Il Papa si scusa per i pedofili: pesano su coscienza Chiesa

La prima volta in Vaticano. La prima volta di Papa Francesco. L'aveva detto fin dall'inizio del suo Pontificato: la lotta alla pedofilia e la linea della tolleranza zero sono sempre stati i suoi pilastri fondanti. E ieri mattina, nella “sua” casa a Santa Marta, Jorge Mario Bergoglio ha incontrato sei vittime di abusi sessuali commessi da alcuni sacerdoti. Tre donne e tre uomini: due dalla Germania, due dall'Irlanda, due dalla Gran Bretagna. Un breve saluto a cena domenica, poi la messa strettamente privata ieri mattina, e infine l'incontro durato oltre tre ore. Incontro a tu per tu con ciascuna vittima, durante il quale il Papa argentino ha voluto ascoltare le storie dolorose degli abusi subiti quando erano bambini. Li ha guardati negli occhi, li ha abbracciati, ha ascoltato le loro richieste. Un momento commovente, emozionante, toccante. Il senso della giornata storica è racchiuso nel discorso che Papa Francesco ha voluto rivolgere alle sei vittime di pedofilia. Un mea culpa pubblico, chiaro, diretto. Una richiesta forte di perdono. «Davanti a Dio e al suo popolo sono profondamente addolorato per i peccati e i gravi crimini di abuso sessuale commessi da membri del clero nei vostri confronti e umilmente vi chiedo perdono». Bergoglio condanna gli abusi che rappresentano «qualcosa di più di atti deprecabili: un culto sacrilego», li definisce, chiedendo perdono anche per «i peccati di omissione» commessi dai «capi della Chiesa» per coprire l'immagine della stessa.
Il discorso del Pontefice è partito dal commento del brano di Pietro che piange vedendo Gesù dopo l'interrogatorio che lo porterà in croce. «Oggi il cuore della Chiesa guarda gli occhi di Gesù in questi bambini e bambine e vuole piangere. Chiede la grazia di piangere di fronte a questi atti esecrabili di abuso perpetrati contro i minori. Atti che hanno lasciato cicatrici per tutta la vita». Storie di dolore e di sofferenze che hanno portato anche a gesti estremi come il suicidio.
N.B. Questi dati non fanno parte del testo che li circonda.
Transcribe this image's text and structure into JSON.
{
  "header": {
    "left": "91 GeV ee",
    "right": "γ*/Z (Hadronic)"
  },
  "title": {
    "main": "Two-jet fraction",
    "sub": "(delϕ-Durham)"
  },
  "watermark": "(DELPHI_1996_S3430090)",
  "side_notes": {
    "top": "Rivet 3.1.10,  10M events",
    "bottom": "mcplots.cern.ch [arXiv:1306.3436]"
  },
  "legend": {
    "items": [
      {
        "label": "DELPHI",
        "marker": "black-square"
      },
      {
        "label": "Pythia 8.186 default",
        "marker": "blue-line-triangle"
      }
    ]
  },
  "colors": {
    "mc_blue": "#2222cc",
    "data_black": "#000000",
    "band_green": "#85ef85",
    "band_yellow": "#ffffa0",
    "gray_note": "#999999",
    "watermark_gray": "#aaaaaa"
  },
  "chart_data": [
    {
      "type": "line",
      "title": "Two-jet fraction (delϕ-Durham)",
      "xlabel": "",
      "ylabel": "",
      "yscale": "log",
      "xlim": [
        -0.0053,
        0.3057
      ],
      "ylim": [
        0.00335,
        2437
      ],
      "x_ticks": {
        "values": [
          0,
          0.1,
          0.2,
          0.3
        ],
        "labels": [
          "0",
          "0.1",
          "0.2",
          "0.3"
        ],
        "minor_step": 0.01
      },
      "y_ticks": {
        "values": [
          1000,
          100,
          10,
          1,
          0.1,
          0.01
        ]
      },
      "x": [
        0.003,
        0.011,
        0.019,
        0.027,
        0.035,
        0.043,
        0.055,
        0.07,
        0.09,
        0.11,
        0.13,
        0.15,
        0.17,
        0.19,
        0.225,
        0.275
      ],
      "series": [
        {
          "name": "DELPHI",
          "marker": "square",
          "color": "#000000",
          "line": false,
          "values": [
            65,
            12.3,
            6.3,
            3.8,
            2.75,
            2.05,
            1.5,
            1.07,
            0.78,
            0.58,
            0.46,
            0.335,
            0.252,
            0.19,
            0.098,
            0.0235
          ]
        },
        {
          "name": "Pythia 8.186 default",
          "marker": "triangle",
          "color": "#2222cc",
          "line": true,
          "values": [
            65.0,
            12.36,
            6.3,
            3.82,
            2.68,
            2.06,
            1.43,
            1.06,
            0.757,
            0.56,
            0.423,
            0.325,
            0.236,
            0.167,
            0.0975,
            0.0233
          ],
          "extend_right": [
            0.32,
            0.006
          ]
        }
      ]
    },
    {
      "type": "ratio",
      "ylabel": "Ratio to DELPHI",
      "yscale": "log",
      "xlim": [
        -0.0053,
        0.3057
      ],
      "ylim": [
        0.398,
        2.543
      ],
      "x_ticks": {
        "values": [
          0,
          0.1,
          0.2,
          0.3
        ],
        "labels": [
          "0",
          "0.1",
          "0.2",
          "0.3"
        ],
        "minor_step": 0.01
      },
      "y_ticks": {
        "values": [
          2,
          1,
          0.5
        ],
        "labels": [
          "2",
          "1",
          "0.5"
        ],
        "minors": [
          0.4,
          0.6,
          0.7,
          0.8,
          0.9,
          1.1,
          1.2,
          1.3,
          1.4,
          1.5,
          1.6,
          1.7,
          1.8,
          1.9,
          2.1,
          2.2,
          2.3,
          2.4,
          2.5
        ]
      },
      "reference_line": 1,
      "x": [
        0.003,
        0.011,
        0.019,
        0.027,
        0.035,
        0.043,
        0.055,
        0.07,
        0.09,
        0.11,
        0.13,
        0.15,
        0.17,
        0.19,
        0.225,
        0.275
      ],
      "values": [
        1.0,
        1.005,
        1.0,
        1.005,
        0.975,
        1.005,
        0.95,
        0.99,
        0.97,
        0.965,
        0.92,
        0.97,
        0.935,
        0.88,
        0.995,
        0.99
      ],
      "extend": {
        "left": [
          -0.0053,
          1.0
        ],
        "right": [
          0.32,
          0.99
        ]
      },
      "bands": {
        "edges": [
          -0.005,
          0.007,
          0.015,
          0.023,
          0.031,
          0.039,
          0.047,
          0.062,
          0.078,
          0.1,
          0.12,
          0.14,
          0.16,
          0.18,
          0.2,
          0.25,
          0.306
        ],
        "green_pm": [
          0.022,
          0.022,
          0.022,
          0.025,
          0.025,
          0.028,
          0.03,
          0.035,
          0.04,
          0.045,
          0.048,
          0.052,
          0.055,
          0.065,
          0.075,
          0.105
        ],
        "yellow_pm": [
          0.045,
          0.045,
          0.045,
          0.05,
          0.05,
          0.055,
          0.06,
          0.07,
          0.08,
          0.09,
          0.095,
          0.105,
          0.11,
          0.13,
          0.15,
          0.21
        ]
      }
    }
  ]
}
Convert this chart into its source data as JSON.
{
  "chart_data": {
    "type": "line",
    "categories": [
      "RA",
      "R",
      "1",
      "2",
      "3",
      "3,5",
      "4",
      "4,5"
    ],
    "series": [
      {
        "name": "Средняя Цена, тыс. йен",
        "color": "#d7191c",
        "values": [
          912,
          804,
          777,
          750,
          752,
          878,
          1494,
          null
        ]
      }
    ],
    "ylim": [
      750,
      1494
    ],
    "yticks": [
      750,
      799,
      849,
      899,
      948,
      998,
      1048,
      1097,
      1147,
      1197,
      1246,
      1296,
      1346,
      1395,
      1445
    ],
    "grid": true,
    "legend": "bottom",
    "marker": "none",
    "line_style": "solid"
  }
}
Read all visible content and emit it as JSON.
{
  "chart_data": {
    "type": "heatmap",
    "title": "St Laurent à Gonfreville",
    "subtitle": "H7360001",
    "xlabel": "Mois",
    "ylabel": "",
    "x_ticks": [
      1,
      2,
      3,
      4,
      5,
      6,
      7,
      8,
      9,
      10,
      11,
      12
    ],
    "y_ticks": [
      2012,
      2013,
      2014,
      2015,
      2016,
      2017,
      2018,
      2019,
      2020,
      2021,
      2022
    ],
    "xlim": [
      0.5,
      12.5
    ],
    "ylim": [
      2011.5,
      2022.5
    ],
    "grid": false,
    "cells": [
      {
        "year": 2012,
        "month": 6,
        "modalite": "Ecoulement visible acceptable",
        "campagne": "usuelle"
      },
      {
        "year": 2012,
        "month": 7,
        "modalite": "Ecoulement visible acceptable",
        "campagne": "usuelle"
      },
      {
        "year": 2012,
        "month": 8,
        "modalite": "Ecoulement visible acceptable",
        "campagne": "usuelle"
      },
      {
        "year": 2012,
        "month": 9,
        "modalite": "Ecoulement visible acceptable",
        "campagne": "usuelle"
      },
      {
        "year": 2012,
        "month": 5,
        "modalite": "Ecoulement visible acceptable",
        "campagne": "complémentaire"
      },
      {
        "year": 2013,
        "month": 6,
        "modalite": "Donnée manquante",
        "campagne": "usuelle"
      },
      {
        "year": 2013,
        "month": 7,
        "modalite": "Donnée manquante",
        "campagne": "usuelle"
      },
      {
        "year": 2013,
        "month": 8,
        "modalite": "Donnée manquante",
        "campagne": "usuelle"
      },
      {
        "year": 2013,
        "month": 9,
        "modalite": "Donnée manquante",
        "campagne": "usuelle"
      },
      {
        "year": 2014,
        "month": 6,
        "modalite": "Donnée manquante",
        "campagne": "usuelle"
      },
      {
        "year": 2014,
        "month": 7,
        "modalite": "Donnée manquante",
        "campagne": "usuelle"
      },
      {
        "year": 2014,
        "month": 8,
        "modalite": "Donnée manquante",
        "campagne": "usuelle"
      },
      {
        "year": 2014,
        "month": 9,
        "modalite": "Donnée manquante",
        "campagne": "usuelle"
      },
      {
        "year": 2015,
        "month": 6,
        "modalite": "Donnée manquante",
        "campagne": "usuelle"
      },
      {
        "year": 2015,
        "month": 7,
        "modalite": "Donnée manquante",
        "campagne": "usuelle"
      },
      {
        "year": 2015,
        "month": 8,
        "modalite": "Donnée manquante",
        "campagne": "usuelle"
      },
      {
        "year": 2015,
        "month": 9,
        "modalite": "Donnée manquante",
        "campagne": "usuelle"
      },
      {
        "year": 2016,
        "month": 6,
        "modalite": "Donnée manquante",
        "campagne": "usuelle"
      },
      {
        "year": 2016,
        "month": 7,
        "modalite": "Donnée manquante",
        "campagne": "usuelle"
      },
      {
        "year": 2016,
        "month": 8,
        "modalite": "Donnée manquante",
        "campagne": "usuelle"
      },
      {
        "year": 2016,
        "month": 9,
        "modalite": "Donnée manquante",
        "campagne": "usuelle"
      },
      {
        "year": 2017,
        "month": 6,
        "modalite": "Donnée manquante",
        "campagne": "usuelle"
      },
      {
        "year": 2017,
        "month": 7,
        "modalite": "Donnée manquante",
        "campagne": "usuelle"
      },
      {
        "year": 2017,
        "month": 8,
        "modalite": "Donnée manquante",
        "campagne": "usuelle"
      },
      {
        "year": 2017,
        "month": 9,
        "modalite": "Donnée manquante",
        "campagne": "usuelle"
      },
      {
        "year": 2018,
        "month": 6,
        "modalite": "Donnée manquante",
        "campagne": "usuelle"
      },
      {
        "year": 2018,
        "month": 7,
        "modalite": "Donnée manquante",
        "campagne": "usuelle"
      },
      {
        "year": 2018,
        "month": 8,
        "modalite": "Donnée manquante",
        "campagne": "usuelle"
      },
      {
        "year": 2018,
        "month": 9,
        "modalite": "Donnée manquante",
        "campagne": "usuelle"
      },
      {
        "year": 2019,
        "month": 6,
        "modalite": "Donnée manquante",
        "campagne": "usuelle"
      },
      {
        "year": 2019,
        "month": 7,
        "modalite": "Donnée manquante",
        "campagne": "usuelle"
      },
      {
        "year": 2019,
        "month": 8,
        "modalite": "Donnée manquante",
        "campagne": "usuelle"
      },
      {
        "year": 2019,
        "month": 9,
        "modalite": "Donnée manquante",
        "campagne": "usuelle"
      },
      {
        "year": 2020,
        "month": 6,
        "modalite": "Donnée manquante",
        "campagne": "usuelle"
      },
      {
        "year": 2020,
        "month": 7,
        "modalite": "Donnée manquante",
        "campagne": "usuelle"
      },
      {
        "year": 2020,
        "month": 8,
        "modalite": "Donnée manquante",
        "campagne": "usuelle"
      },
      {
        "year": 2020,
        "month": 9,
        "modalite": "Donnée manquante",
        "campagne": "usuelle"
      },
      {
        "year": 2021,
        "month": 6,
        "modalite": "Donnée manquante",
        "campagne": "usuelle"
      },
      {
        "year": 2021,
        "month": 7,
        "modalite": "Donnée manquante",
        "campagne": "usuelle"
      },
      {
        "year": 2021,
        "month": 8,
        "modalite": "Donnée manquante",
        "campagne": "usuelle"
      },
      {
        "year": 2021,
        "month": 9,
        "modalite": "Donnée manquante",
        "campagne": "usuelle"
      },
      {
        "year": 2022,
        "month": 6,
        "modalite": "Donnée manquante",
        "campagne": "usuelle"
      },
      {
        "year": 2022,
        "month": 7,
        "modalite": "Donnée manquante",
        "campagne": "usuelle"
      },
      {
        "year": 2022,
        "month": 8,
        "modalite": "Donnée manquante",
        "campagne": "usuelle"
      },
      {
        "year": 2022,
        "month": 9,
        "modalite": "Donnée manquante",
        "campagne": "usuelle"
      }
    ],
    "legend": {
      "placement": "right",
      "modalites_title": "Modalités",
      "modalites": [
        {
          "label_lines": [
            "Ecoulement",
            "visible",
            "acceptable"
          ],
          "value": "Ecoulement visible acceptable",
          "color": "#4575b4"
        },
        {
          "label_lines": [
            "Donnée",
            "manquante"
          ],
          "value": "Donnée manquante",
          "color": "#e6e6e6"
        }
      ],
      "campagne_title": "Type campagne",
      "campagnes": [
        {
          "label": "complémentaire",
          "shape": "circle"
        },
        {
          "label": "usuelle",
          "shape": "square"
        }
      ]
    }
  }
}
E il Papa pensa anche a chi è arrivato a tal punto. «La morte di questi amati figli di Dio pesa sul cuore e sulla mia coscienza e di quella di tutta la Chiesa. Questa è la mia angustia e dolore - sottolinea - per il fatto che alcuni sacerdoti e vescovi hanno violato l'innocenza di minori e la loro propria vocazione sacerdotale abusandoli sessualmente».
Il Papa diventa ancora più duro quando afferma che chi abusa sessualmente di un minore «profana la stessa immagine di Dio» e assicura che per i sacerdoti “orchi” non «c'è posto nella Chiesa». «Mi impegno - afferma Bergoglio - a non tollerare il danno recato a un minore da parte di chiunque, indipendentemente dal suo stato clericale». Padre Federico Lombardi, in un briefing, ha fatto sapere che «i partecipanti, dopo i colloqui con il Papa, hanno manifestato la loro commozione e la loro soddisfazione per essere stati ascoltati dal Papa con tanta attenzione e disponibilità». Intanto prosegue il lavoro della Commissione ad hoc per la tutela dei Minori voluta dal Papa e affidata al cardinale Sean O'Malley, arcivescovo di Boston, che tornerà a riunirsi a ottobre in una struttura più allargata, con membri da Asia e Africa, continenti non ancora rappresentati nell'organismo.
L'incontro di Francesco con le vittime di abusi sessuali è il primo che si tiene in Vaticano. Ratzinger incontrò alcune vittime a margine dei viaggi in Australia, Malta, Germania. Pure Benedetto XVI chiese perdono, a più riprese, per gli abusi del clero: «Anche noi chiediamo insistentemente perdono a Dio e alle persone coinvolte mentre intendiamo promettere di voler fare tutto il possibile affinché un tale abuso non possa succedere mai più». Un impegno che lega i due pontificati.